It was noted after a post a few weeks ago about reserves that a major problem with wargames is that the wargamer knows more than the general on the ground would have done, and hence takes fewer unnecessary precautions, such as keeping a reserve to cover the unexpected.
I know that some wargame rules do allow for flank marches, to place that uncertainty in the player’s mind. DBM was one such rule set (I think DBA does it too), but the fact that part of the enemy army was on a flank march was fairly obvious (or blindingly obvious to an experienced player) and, given the interaction of the flank march rules with the terrain rules, most players could work out where the flank march was likely to arrive and take appropriate precautions.
One of the contributory factors to this problem is that we, as wargamers, have come to expect “balanced” games. Most wargames, so far as I can tell, are between equal points ‘matched’ army, which is supposed to give either side a fighting chance of winning. This is in keeping with good traditions of playing fairly and so on. I think I’ve banged on about that in a previous post, too.
The problem is, of course, that real war does not proceed on the basis of fairness, nor could most commanders look at the enemy’s deployment and say ‘one third of that army is on a flank march’. The brighter might suspect that something was afoot when the enemy accepted battle while being obviously weakened, but some might view it as a wonderful opportunity and get stuck in.
So the question arises: what can we do about this?
From a philosophical point of view, this is a problem of epistemology, the theory of knowledge. Somehow, in order to model the real decisions of the generals, we have to evolve a system to place real uncertainty in the wargamer’s mind. The wargamer must not be able to ‘know’, in the sense of working out from rules and army lists what is going on.
Of course, the standard way of handling this is to say ‘run a campaign’. There, wargamers can accept battle if weakened and hope that the reinforcements making forced marches can make it before the holding force is defeated. Additionally, it does encourage the keeping of reserves and discourage attempts to win at all costs or hold out beyond defeat. If there is another battle to fight another day, then keeping troops intact, even if you have been defeated, is a good idea in a way which is not necessarily the case in a one off battle.
Another effect of a well-run campaign is that the emphasis is placed much more heavily on scouting and reconnaissance. Light horse, dragoons, armoured cars or whatever become much more important. Without them the wargamer is blind. It is amazing to see how cautious movement becomes when you do not know where the enemy actually is.
As Don Featherstone remarks in Solo Wargaming, what you also get are battles between scouting parties. These can be resolved in an abstract manner (one proposal included 3 cavalry figures a side and a chess board) or a full wargame can be set up, switching figure scales and using every cavalry figure you can muster (purists may wince at this point).
I have tried this, and it really does work (and all cavalry battles have a flavour of their own), but it does slow down the progress of the campaign and, often there is no major objective to the action as it is very unlikely that one side will so totally defeat the other that no information is taken back to the army of the defeated side.

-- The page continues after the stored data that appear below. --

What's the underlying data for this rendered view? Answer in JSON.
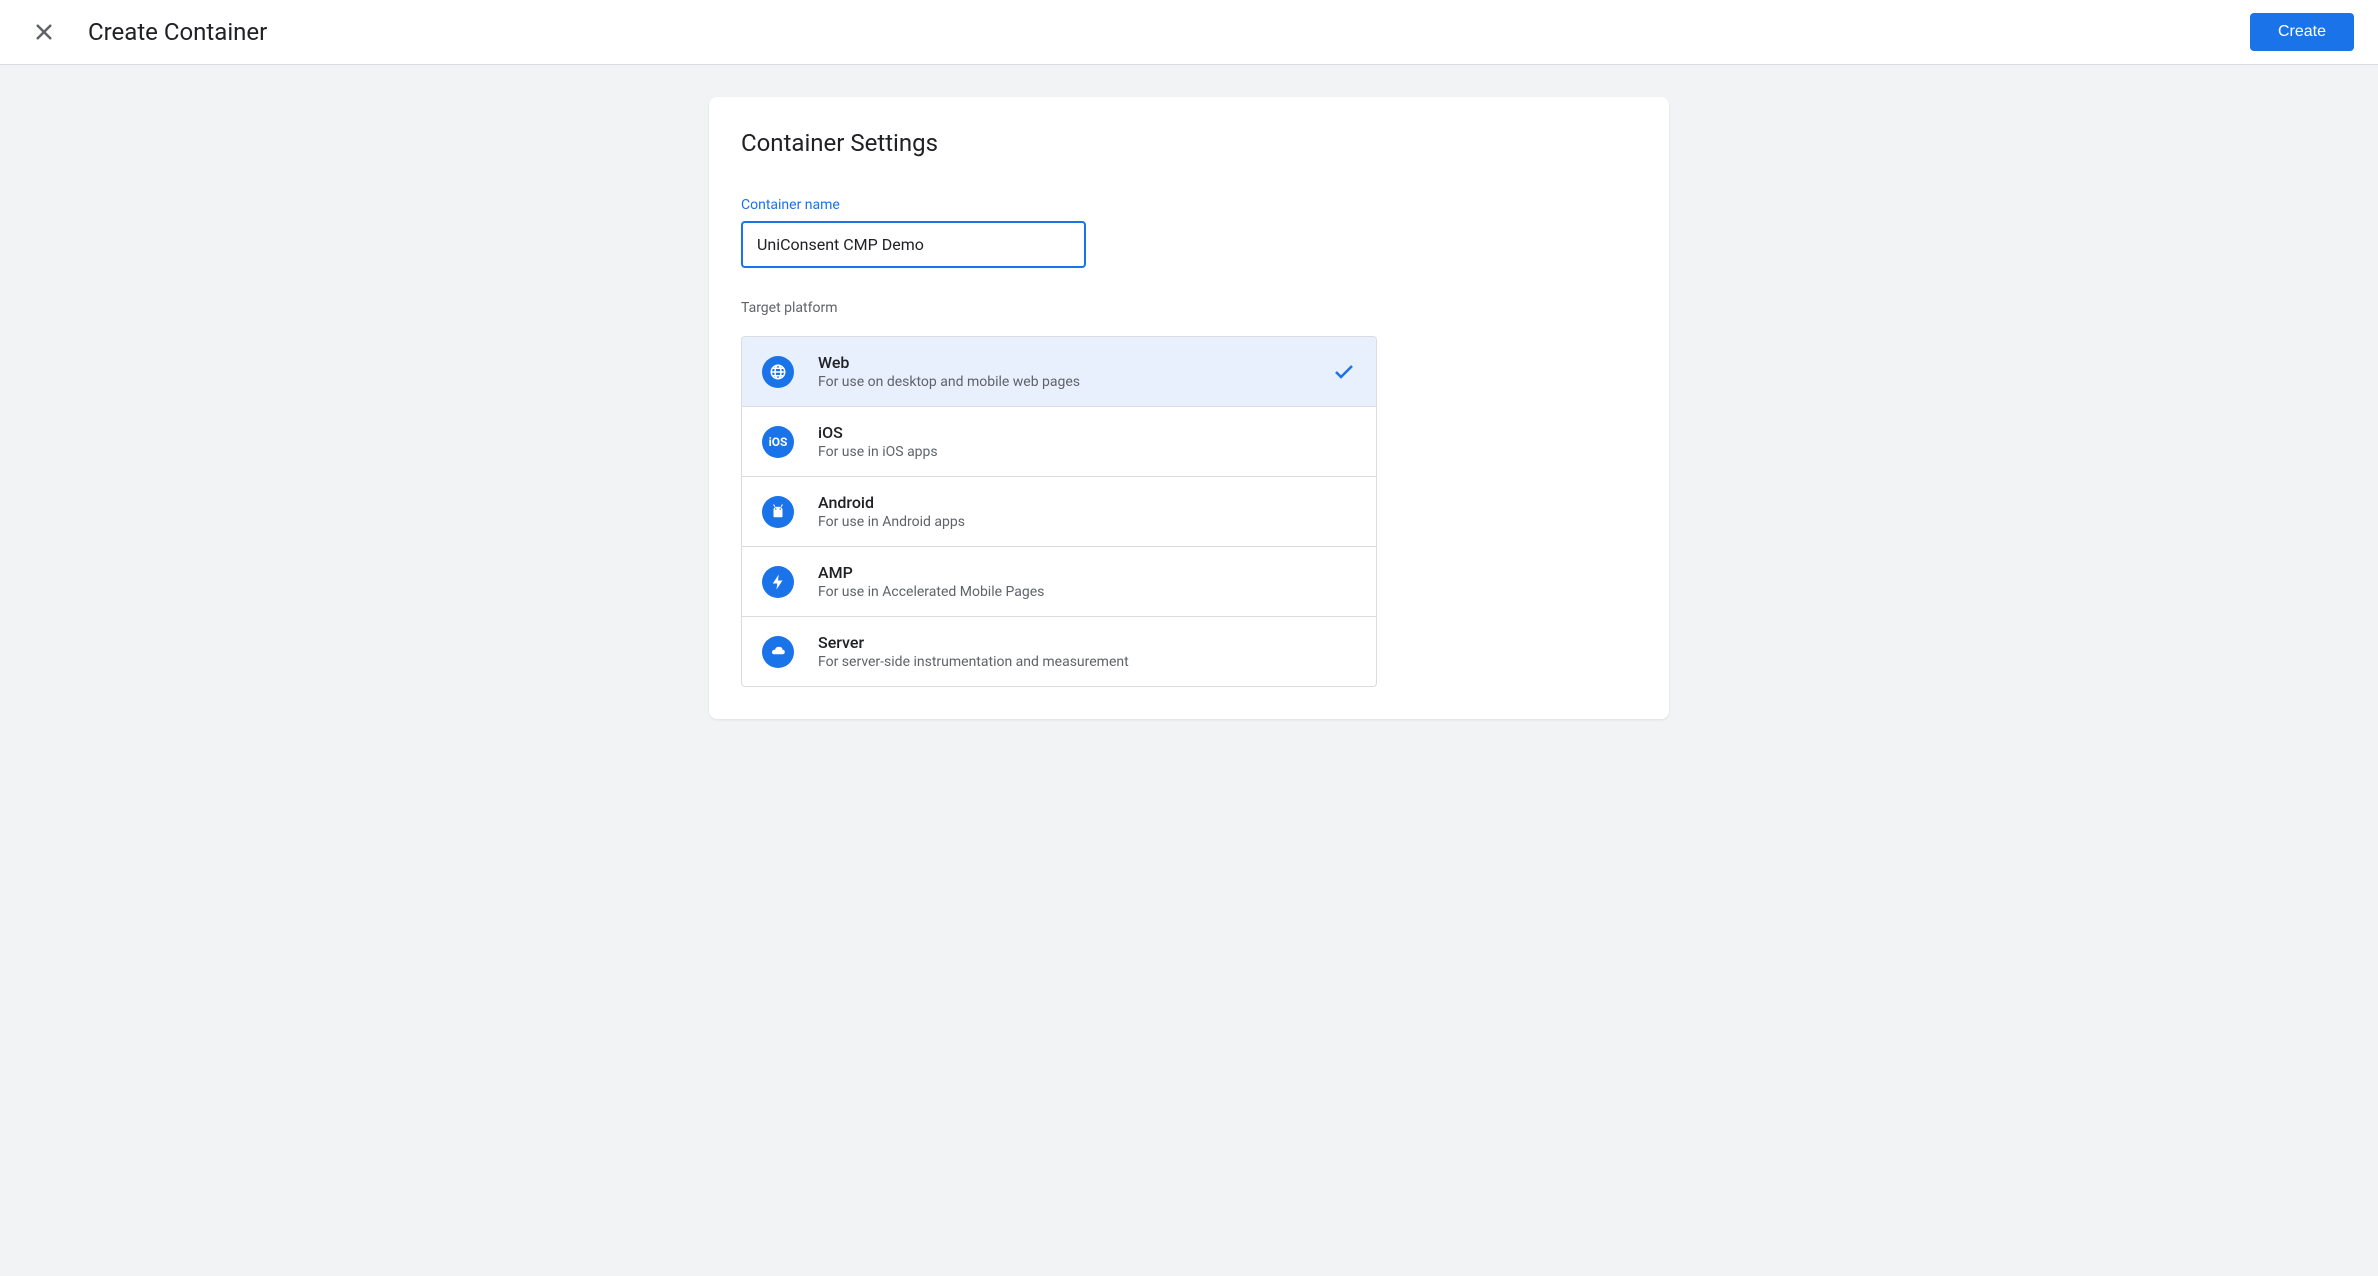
{
  "header": {
    "title": "Create Container",
    "create_button": "Create"
  },
  "card": {
    "title": "Container Settings",
    "container_name_label": "Container name",
    "container_name_value": "UniConsent CMP Demo",
    "target_platform_label": "Target platform"
  },
  "platforms": [
    {
      "name": "Web",
      "desc": "For use on desktop and mobile web pages",
      "icon": "globe-icon",
      "selected": true
    },
    {
      "name": "iOS",
      "desc": "For use in iOS apps",
      "icon": "ios-icon",
      "selected": false
    },
    {
      "name": "Android",
      "desc": "For use in Android apps",
      "icon": "android-icon",
      "selected": false
    },
    {
      "name": "AMP",
      "desc": "For use in Accelerated Mobile Pages",
      "icon": "bolt-icon",
      "selected": false
    },
    {
      "name": "Server",
      "desc": "For server-side instrumentation and measurement",
      "icon": "cloud-icon",
      "selected": false
    }
  ]
}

An alternative approach is to use a somewhat abstract method, and I’ve tried to do that in the Polemos rules that I’ve been involved with. I confess that this is not original, being based on a boardgame of the English Civil War that I had years ago. I’m not sure it was a very good simulation of the ECW; the winning general tended to build a huge stack of units that could simply pulverise anything in its path. As England was divided into areas, there was no stacking limit, but I suspect that armies of that size would simply have starved. But I digress.
When armies encountered each other in one of the zones, they could both accept battle, or one, or the other, or both could attempt to refuse it. If both refused then there was a one in six chance of them bumping into each other anyway. If one attempted to refuse battle, then the cavalry forces of each side were matched, with a random dice roll, and the winner could choose to fight or not.
Now, obviously, in a table top wargame situation, both sides are going to accept battle, or there would be no wargame, but if we can manage to move away from equal points armies with known components, then we can start creating uncertainty in the minds of the players by giving definite but incorrect information which is known to be incorrect. Of course, this might rely on the services of an umpire, but they would only be needed at the start of the game.
So instead of saying ‘this is a 350 point army’, we can say:
“Scouts report 5 or 6 regiments of foot, two of cavalry and three guns” and also “Spies report that 4 regiments of foot and one cavalry regiment were bivouacked in the town overnight”
Both of course could be right, but how many cavalry units are there. If only one appears on the other side, is there another one? What about the foot? If 4 appear, where are the other two, if they exist?
This is, perhaps, a modest attempt to sow some seeds of uncertainty, but it is surely better than thinking ‘there is one 150 point command missing from that army, and it must be flank marching to the left because the right is an impassable waterway.’